In fact, even as a bipartisan group of senators is pushing McConnell to find a bipartisan compromise that can pass the Senate, where Republicans hold only hold a 51-49 majority and 60 votes are needed to advance legislation, Republicans on the House side are pushing their leadership to seek as conservative a bill as possible.

The Republican Study Committee, a group of more than 150 House Republicans, on Tuesday announced it would back a hardline immigration bill that has a rough path to pass the House, let alone the Senate. The move follows efforts by the House Freedom Caucus, a smaller group of vocal conservatives, that extracted a promise from leadership to whip the bill in exchange for their votes on government funding.

"Do I empathize with (leadership)? I do," said RSC Chairman Rep. Mark Walker of North Carolina in an interview about the decision Monday. "You have so many factions in the House ... so you've got a lot to wrestle with. At the same time, when you have a bill like this that has the support of a majority of the conference, I believe this is the foundational piece to move forward."

Scalise said that any bill that passed the House would need to include funding for a border wall and could not include "amnesty." But Scalise wasn't clear on how he defined that and whether it would mean a pathway to citizenship for recipients of the Deferred Action for Childhood Arrivals policy, a program that protected young undocumented immigrants who came to the US as children that Trump has decided to end. A version that could pass the upper chamber would almost certainly require a pathway to citizenship.
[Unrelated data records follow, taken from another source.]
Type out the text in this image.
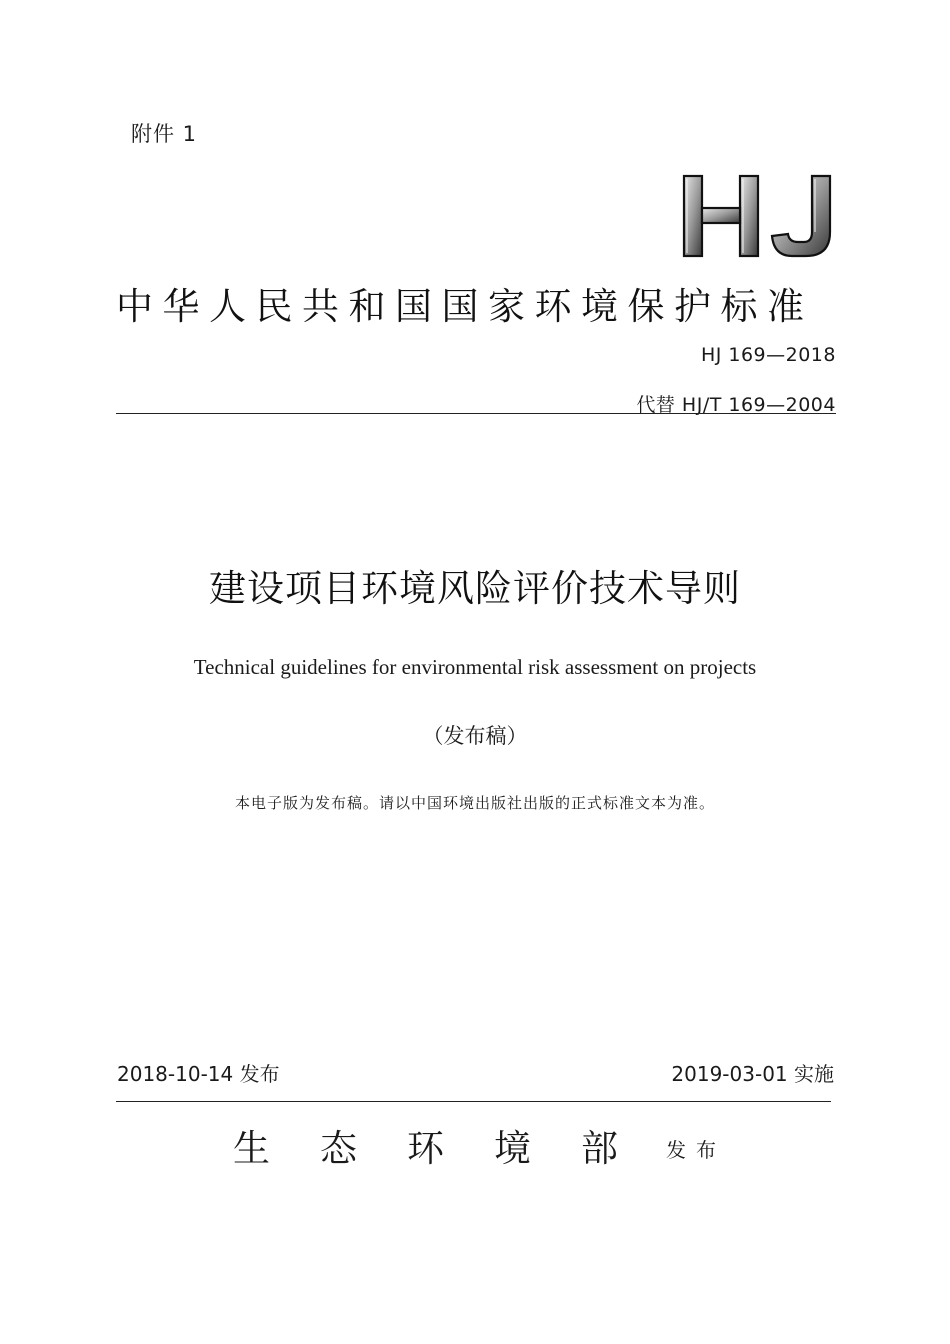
附件 1
中华人民共和国国家环境保护标准
HJ 169—2018
代替 HJ/T 169—2004
建设项目环境风险评价技术导则
Technical guidelines for environmental risk assessment on projects
（发布稿）
本电子版为发布稿。请以中国环境出版社出版的正式标准文本为准。
2018-10-14 发布	2019-03-01 实施
生态环境部
发布
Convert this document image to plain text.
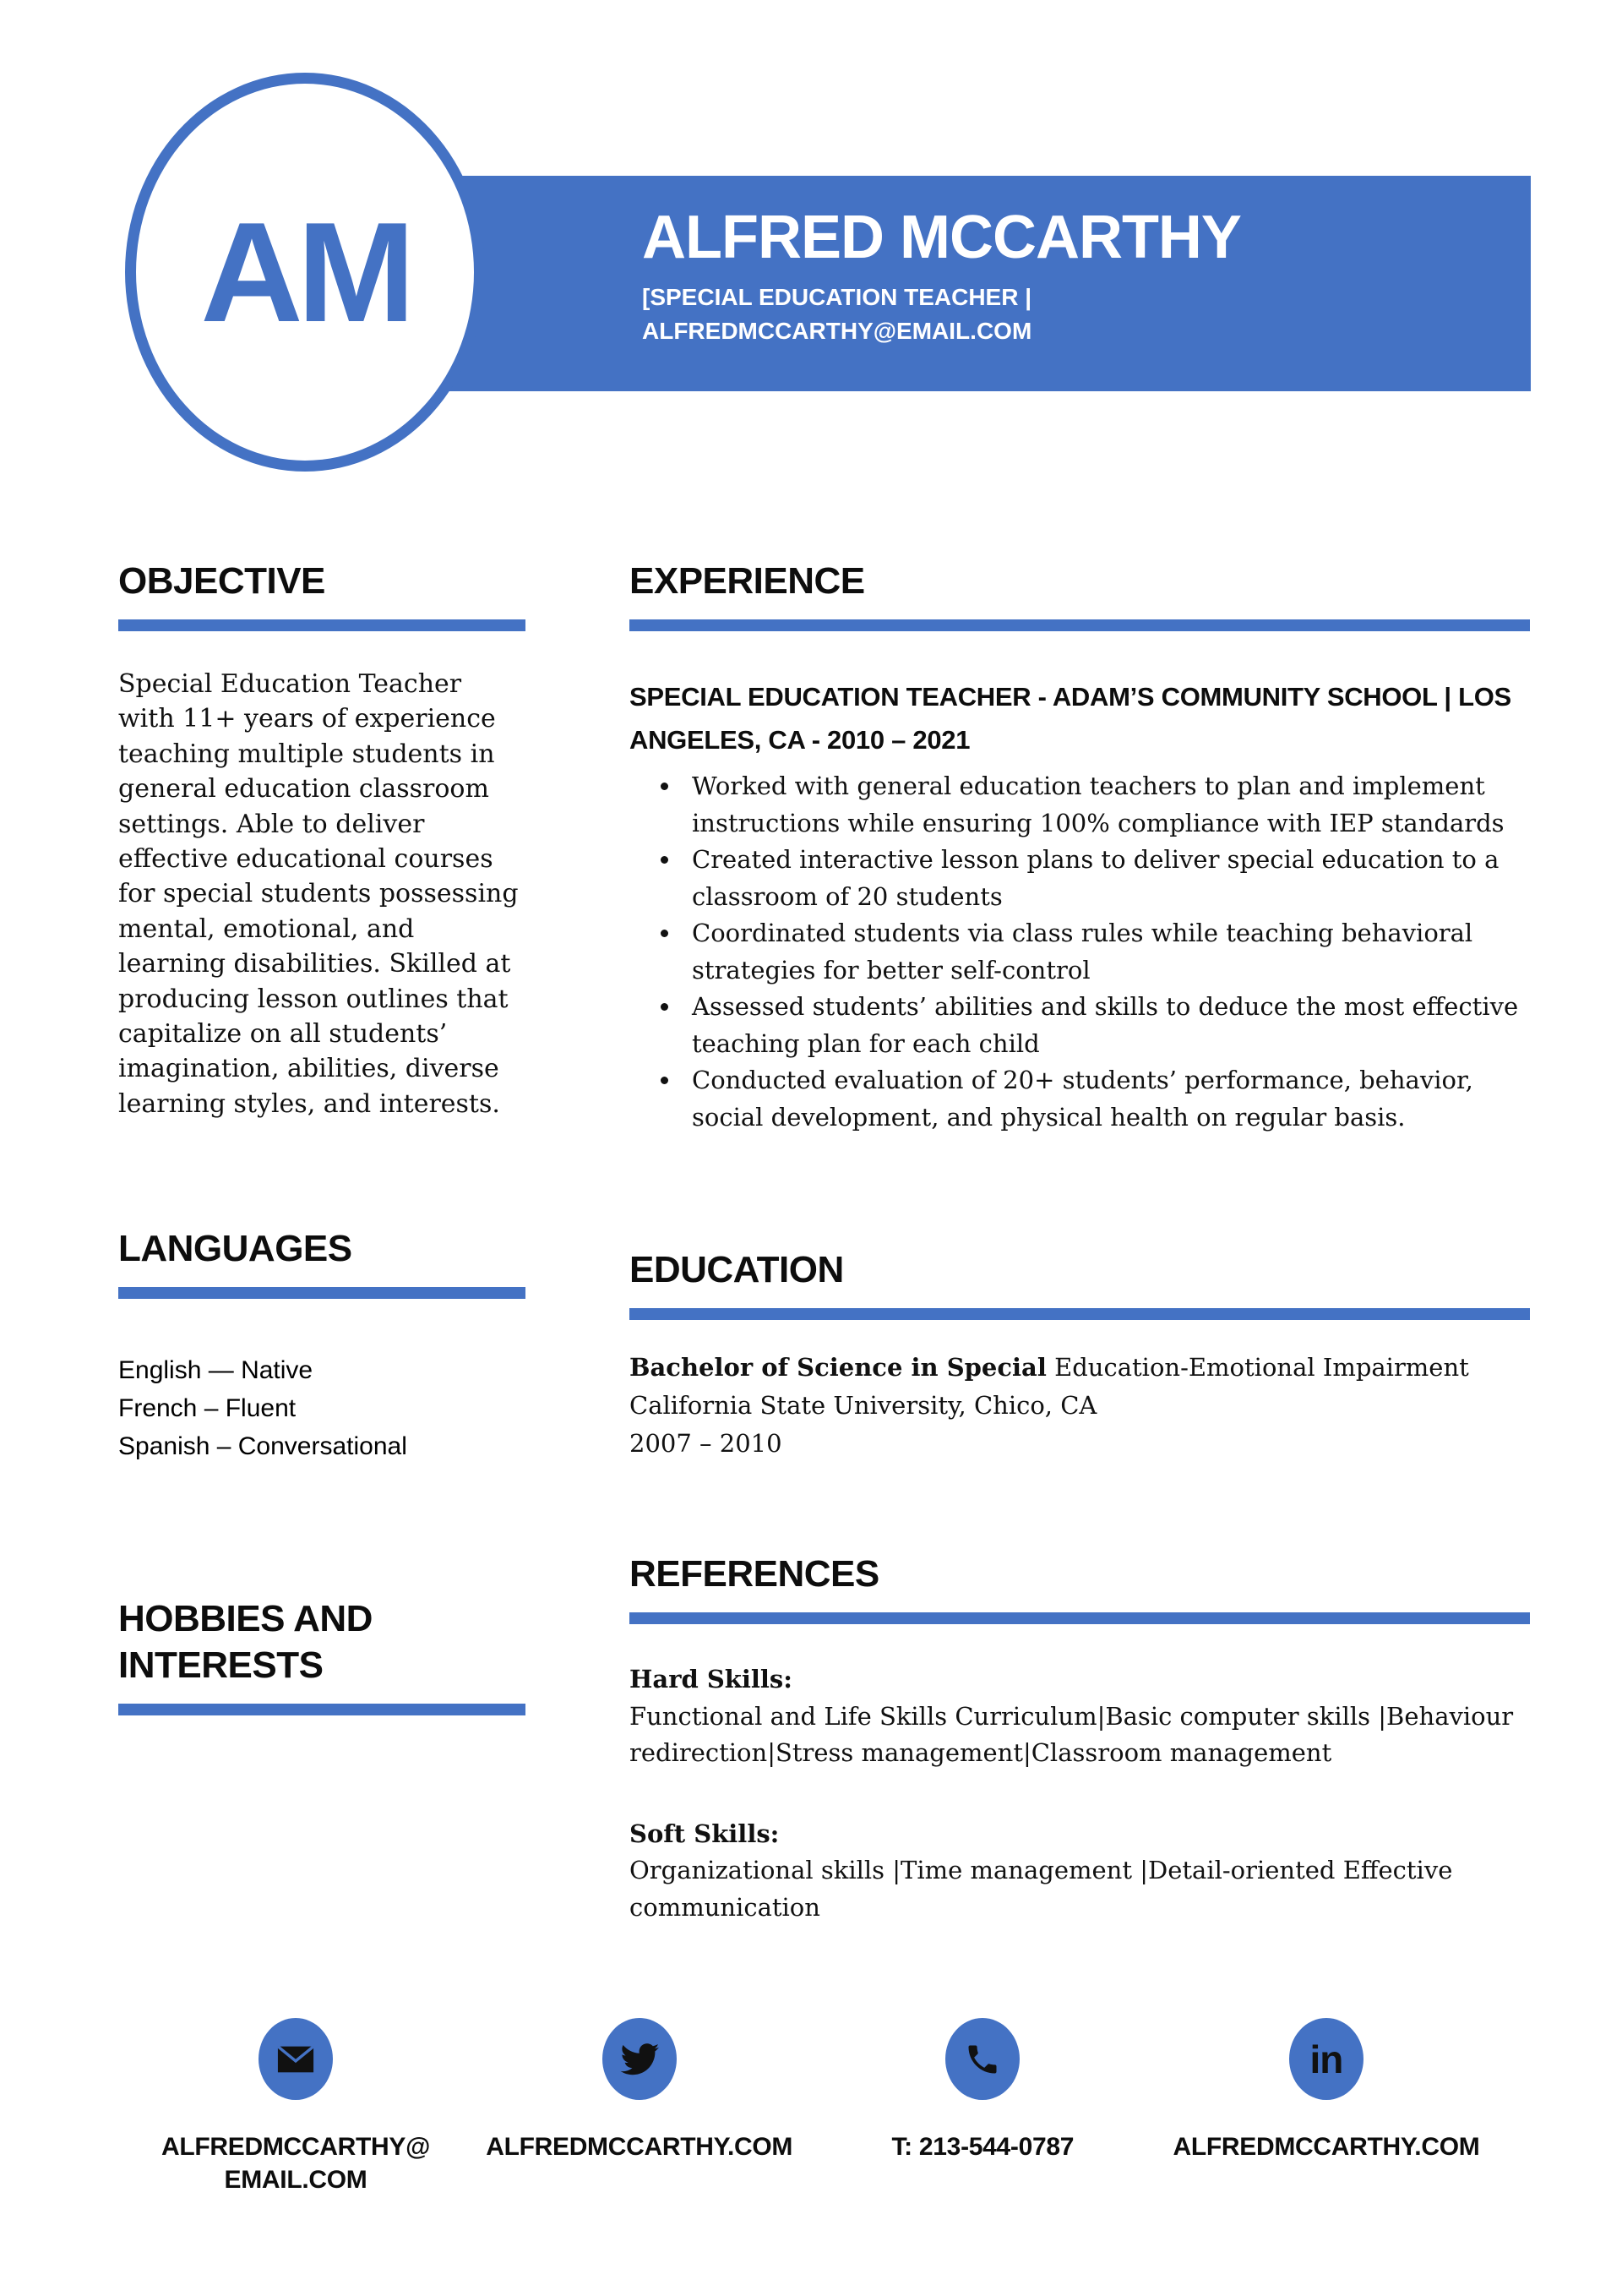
ALFRED MCCARTHY
[SPECIAL EDUCATION TEACHER |
ALFREDMCCARTHY@EMAIL.COM
AM
OBJECTIVE

Special Education Teacher with 11+ years of experience teaching multiple students in general education classroom settings. Able to deliver effective educational courses for special students possessing mental, emotional, and learning disabilities. Skilled at producing lesson outlines that capitalize on all students’ imagination, abilities, diverse learning styles, and interests.

EXPERIENCE
SPECIAL EDUCATION TEACHER - ADAM’S COMMUNITY SCHOOL | LOS ANGELES, CA - 2010 – 2021
• Worked with general education teachers to plan and implement instructions while ensuring 100% compliance with IEP standards
• Created interactive lesson plans to deliver special education to a classroom of 20 students
• Coordinated students via class rules while teaching behavioral strategies for better self-control
• Assessed students’ abilities and skills to deduce the most effective teaching plan for each child
• Conducted evaluation of 20+ students’ performance, behavior, social development, and physical health on regular basis.
LANGUAGES
English — Native
French – Fluent
Spanish – Conversational
EDUCATION

Bachelor of Science in Special Education-Emotional Impairment

California State University, Chico, CA

2007 – 2010

HOBBIES AND INTERESTS
REFERENCES

Hard Skills:

Functional and Life Skills Curriculum|Basic computer skills |Behaviour redirection|Stress management|Classroom management

Soft Skills:

Organizational skills |Time management |Detail-oriented Effective communication

ALFREDMCCARTHY@EMAIL.COM
ALFREDMCCARTHY.COM	T: 213-544-0787
in
ALFREDMCCARTHY.COM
"Ultimately, we've got to see how all sides can come together," Scalise said. "Let's see if the Senate can come together with something that President Trump can support. And I think there's a deal to be made, but in my mind it would not include amnesty and has to include border security and funding of a wall."

Freedom Caucus Chairman Rep. Mark Meadows of North Carolina told CNN on Monday that the House should pass something "as conservative as it possibly can be" and then go to conference with whatever the Senate passes, but he said the bill "can't start in the Senate."

Paths forward

The disconnect has the potential to lead to an impasse that can't be breached without the President's firm support of a path forward.

One veteran House Democratic aide struck a pessimistic note about the situation, especially after the failed attempt in the Senate to push the issue forward through the shutdown tactics.

"It is really hard to see a way out of it right now. I'm hopeful, still, but," the aide said, trailing off. "It's not strategically bad to go Senate first, but it's bad when that's your only strategy and you don't have a House strategy other than, 'Well, we'll magically get the Senate bill through or the House will feel forced to do it.'"

A senior House GOP aide expressed frustration that the Senate side was taking the same approach as in 2013.

"It's the same mistake they've made every single time," the aide said of the Senate's plan. "It's like Groundhogs Day. Somehow, include the House."

But that seemed to be the hope, if the President could be engaged on it.

"Get a big vote in the Senate and have the President support it, I think that's it," said Arizona GOP Sen. Jeff Flake, who has pushed for a compromise, when asked by CNN on Tuesday how to get a bill through the House.

Oklahoma Republican Sen. James Lankford, who is working on immigration in the Senate now but was in the House during the last effort, said the path will require White House leadership:

"The best thing that could happen is the White House put out a proposal and then try to work with House and Senate Republicans and say this is where our boundaries are and then try move from there."

The worst plan, said Florida Republican Rep. Mario Diaz-Balart on CNN on Tuesday, would be to work in isolation.

"The concept that either a House bill can be shoved through the Senate or a Senate bill can be shoved through the House just doesn't tend to work," Diaz-Balart said. "It has to be bipartisan, with buy-in from the White House, otherwise there is nothing doing, and bicameral."